PERATURAN – PERATURAN LEGAL DALAM PERENCANAAN JEMBATAN
1.        Peraturan Perencanaan Jembatan (Bridge Design Code) BMS'92 dengan revisi Pada bagian 2 Pembebanan jembatan, SK.SNI T-02-2005 (Kepmen PU No.498/KPTSA,[12005)
2.        BMS’(2  dengan  revisi  pada Bagian  6  Perencanaan  Struktur  Beton  jembatan, SK.SNI T-12-2004 (Kepmen PU No. 260/KPTSAd/2004)
3.        BMS’92 dengan revisi pada Bagian 7 Perencanaan Struktur baja jembatan SK.SNI T-03-2005 (Kepmen PU No.498/KPTSAT/2005)
4.        Standar Perencanaan Ketahanan Gempa untuk Jembatan (Revisi SNI 03-2883-1992)
5.        Standar perencanaan jalan pendekat jembatan (Pd T-11-2003)
6.        Panduan   Analisa Harga   Satuan   No.   028/T/Bm/1995,   Direktorat   Jenderal   Bina Marga Departemen Pekerjaan Umum.
7.        SNI 1725-2016 Pembebanan Jembatan
8.        Surat Edaran Dirjen Binamarga tentang Penyampaian Ketentuan Desain dan Revisi Jalan dan Jembatan
9.        Perencanaan dan pelaksanaan konstruksi jembatan gantung untuk pejalan kaki
10.    Rancangan 3 Penyambungan Tiang Pancang Beton Pracetak Untuk Fondasi Jembatan
11.    RSNI T 12-2004 Perencanaan Struktur Beton untuk Jembatan
12.    RSNI T-02-2005 Standar pembebanan untuk jembatan
13.    RSNI T-03-2005 perencanaan struktur baja untuk jembatan
14.    SNI 2451-2008 Spesifikasi pilar dan kepala jembatan sederhana bentang 5 m sampai dengan 25 m dengan pondasi tiang pancang
15.    SNI 2833-2008 Standar perencanaan tahan gempa untuk jembatan
16.    SNI 6747-2002 Tata cara perencanaan teknis pondasi tiang untuk jembatan
17.    Surat Edaran Mentri PU 07SEM2015 Pedoman Persyaratan Umum Perencanaan jembatan
18.    Surat Edaran Direktorat Jenderal Bina Marga tentang Tata Cara Pengecatan Elemen Jembatan.





BAGIAN – BAGIAN DARI KONSTRUKSI JEMBATAN

       Bagian konstruksi jembatan dibagi menjadi 2, yaitu konstruksi bagian atas dan konstruksi bagian bawah.
Menurut Siswanto (1993) struktur atas jembatan adalah bagian-bagian jembatan yang memindahkan beban-beban lantai jembatan kearah perletakan.

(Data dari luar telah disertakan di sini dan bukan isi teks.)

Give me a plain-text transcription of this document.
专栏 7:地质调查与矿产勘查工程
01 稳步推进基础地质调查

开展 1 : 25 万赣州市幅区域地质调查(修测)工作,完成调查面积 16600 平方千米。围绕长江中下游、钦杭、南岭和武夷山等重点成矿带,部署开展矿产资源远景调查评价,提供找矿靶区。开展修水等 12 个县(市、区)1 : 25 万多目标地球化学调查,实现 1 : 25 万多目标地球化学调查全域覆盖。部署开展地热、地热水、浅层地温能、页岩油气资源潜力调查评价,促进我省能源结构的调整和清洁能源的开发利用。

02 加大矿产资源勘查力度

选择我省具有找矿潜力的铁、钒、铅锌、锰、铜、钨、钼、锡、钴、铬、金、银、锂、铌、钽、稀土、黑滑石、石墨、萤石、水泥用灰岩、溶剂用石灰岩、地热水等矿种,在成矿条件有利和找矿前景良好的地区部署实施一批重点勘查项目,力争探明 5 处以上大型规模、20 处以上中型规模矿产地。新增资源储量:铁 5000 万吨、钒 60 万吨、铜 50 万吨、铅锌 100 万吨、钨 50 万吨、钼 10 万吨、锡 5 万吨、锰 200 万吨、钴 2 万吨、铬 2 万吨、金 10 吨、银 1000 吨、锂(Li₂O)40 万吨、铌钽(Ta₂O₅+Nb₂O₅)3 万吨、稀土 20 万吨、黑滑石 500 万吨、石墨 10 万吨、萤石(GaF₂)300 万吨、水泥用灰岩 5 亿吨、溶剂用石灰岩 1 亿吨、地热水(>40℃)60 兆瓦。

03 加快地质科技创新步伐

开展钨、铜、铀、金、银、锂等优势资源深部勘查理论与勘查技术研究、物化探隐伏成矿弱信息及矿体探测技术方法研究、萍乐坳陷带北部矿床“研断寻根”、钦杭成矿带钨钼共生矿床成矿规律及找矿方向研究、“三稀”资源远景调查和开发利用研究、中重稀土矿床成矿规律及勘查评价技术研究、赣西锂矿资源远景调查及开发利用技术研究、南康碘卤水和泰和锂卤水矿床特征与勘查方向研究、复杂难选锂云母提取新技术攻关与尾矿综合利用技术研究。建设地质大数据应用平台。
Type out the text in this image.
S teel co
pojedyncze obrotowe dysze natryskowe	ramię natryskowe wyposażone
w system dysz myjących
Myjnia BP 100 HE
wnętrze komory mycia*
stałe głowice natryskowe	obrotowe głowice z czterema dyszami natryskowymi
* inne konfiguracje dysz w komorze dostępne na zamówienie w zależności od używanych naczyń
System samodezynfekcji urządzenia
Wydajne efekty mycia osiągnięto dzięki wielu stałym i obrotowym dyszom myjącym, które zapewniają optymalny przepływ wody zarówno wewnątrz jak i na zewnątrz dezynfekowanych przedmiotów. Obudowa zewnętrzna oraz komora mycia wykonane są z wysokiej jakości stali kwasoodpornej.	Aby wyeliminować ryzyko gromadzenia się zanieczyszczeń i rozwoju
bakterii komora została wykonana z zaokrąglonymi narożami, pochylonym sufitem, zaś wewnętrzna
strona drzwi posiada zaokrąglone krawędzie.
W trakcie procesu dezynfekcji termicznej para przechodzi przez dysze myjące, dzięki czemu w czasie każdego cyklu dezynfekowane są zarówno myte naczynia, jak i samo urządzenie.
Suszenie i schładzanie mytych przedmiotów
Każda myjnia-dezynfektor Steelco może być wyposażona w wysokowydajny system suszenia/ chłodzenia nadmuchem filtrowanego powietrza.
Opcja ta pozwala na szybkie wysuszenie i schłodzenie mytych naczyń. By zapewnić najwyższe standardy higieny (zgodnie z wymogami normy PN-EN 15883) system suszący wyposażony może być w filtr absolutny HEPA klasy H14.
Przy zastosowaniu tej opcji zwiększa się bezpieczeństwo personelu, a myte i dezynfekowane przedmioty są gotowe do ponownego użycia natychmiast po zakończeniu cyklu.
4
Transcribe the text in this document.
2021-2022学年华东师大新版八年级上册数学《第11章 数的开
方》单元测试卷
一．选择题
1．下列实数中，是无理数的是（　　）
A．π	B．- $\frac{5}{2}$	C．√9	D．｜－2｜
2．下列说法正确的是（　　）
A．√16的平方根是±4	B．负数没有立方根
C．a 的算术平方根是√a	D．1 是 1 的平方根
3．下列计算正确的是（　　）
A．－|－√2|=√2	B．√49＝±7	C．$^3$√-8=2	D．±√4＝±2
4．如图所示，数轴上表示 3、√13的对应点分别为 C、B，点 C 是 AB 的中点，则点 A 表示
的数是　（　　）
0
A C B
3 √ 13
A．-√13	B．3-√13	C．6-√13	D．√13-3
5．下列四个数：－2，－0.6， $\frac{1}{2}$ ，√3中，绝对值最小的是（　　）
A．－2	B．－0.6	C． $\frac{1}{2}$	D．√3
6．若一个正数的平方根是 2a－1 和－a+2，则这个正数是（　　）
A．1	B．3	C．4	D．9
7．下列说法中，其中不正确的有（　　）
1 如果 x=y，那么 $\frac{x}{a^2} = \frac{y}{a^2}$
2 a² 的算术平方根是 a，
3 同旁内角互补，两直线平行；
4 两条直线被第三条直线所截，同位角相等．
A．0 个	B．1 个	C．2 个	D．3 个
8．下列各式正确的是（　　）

Bagian-bagian struktur bangunan atas tersebut terdiri dari:
1.      Trotoar
Jalur untuk pejalan kaki yang biasanya dibuat lebih tinggi tapi tetap sejajar dengan jalan utama, tujuannya agar pejalan kaki lebih aman dan bisa dilihat jelas oleh pengendara yang melintas.
2.      Girder
Bagian pada struktur atas yang berfungsi untuk menyalurkan beban kendaraan pada bagian atas ke bagian bawah atau abutment.
3.      Balok Diafgrama
Bagian penyangga dari gelagar-gelagar jembatan yang memanjang dan hanya berfungsi sebagai balok penyangga biasa bukan sebagai pemikul beban plat lantai.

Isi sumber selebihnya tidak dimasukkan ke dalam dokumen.